Iceland's moves are being closely watched. It may be a tiny country of only 320,000 people, but its economic and social experiments — like its active volcanos — often have international impact.
For centuries economically dependent on fishing, Iceland transformed itself in the early 21st century into a pioneer of aggressive credit-driven banking. Then in 2008, the country's debt-burdened banks all collapsed, making Iceland the first and most dramatic casualty of the global financial crisis, and leaving a string of failed businesses around the world.
The economy is now bouncing back, aided by Iceland's status as one of the world's best connected countries, with one of the highest levels of Internet use on the planet. Recent initiatives to boost growth include plans to make Iceland a global center of media and technology freedom — a status that advocates like McCarthy fear could be threatened by an online porn ban.
Anti-porn activists, however, are hailing Iceland as a pioneer. It is certainly not afraid to go its own way. Although the country has largely liberal Scandinavian values, it broke with most of Europe in 2010 by banning banned strip clubs.
"This is a country with courage," said Gail Dines, a professor of sociology and women's studies at Wheelock College in Boston and author of the book "Pornland."

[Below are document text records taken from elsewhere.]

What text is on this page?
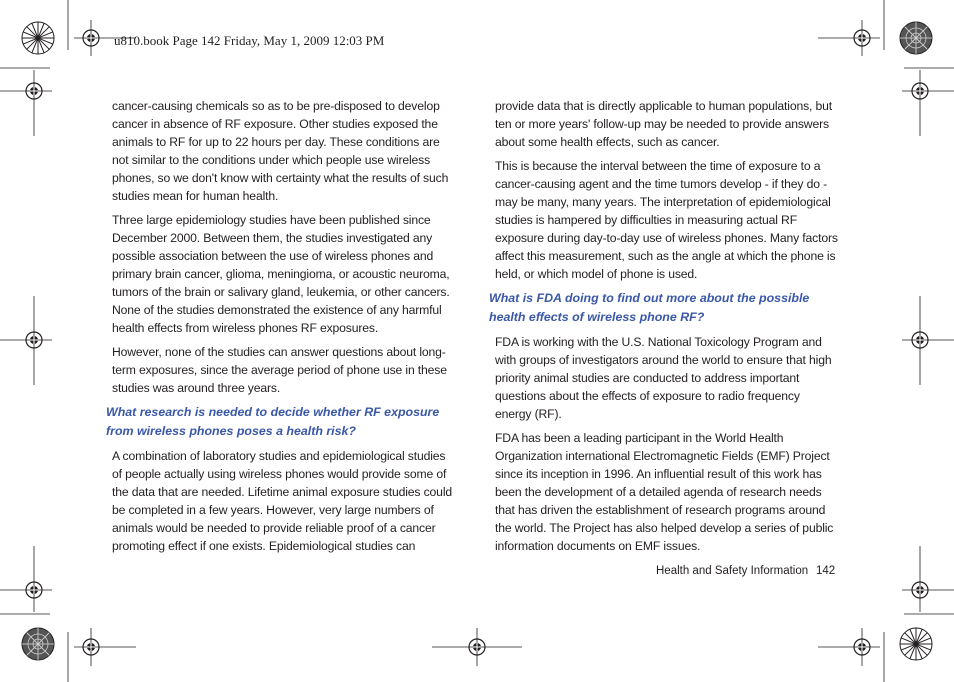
u810.book Page 142 Friday, May 1, 2009 12:03 PM

cancer-causing chemicals so as to be pre-disposed to develop cancer in absence of RF exposure. Other studies exposed the animals to RF for up to 22 hours per day. These conditions are not similar to the conditions under which people use wireless phones, so we don't know with certainty what the results of such studies mean for human health.

Three large epidemiology studies have been published since December 2000. Between them, the studies investigated any possible association between the use of wireless phones and primary brain cancer, glioma, meningioma, or acoustic neuroma, tumors of the brain or salivary gland, leukemia, or other cancers. None of the studies demonstrated the existence of any harmful health effects from wireless phones RF exposures.

However, none of the studies can answer questions about long-term exposures, since the average period of phone use in these studies was around three years.

What research is needed to decide whether RF exposure from wireless phones poses a health risk?

A combination of laboratory studies and epidemiological studies of people actually using wireless phones would provide some of the data that are needed. Lifetime animal exposure studies could be completed in a few years. However, very large numbers of animals would be needed to provide reliable proof of a cancer promoting effect if one exists. Epidemiological studies can

provide data that is directly applicable to human populations, but ten or more years' follow-up may be needed to provide answers about some health effects, such as cancer.

This is because the interval between the time of exposure to a cancer-causing agent and the time tumors develop - if they do - may be many, many years. The interpretation of epidemiological studies is hampered by difficulties in measuring actual RF exposure during day-to-day use of wireless phones. Many factors affect this measurement, such as the angle at which the phone is held, or which model of phone is used.

What is FDA doing to find out more about the possible health effects of wireless phone RF?

FDA is working with the U.S. National Toxicology Program and with groups of investigators around the world to ensure that high priority animal studies are conducted to address important questions about the effects of exposure to radio frequency energy (RF).

FDA has been a leading participant in the World Health Organization international Electromagnetic Fields (EMF) Project since its inception in 1996. An influential result of this work has been the development of a detailed agenda of research needs that has driven the establishment of research programs around the world. The Project has also helped develop a series of public information documents on EMF issues.

Health and Safety Information 142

"Iceland is going to be the first country with the guts to stand up to these predatory bullies from L.A. (in the porn industry)," she said. "It is going to take one country to show that this is possible."
But opponents say the project is both misguided and doomed.
"I can say with absolute certainty that this will not happen, this state filter," said Icelandic parliamentarian Birgitta Jonsdottir, a prominent advocate of online freedom.
She is confident those drafting the anti-porn measures will see the error of their ways. They may also run out of time — Iceland is due to hold parliamentary elections in April, and the unpopular coalition government could be thrown out.
Jonsdottir said the key to protecting children and others from hardcore harm is for citizens to better inform themselves about the Internet and how it works.
"People just have to make themselves a bit more knowledgeable about what their kids are up to, and face reality," she said.
Gunnarsdottir, the political adviser backing the ban, just hopes the emotional debate around the issue will cool down.
"I think we should be able to discuss the Internet with more depth, without just shouting censorship on the one hand and laissez-faire on the other hand," she said.
"Is it freedom of speech to be able to reach children with very hardcore, brutal material? Is that the freedom of speech we want to protect?"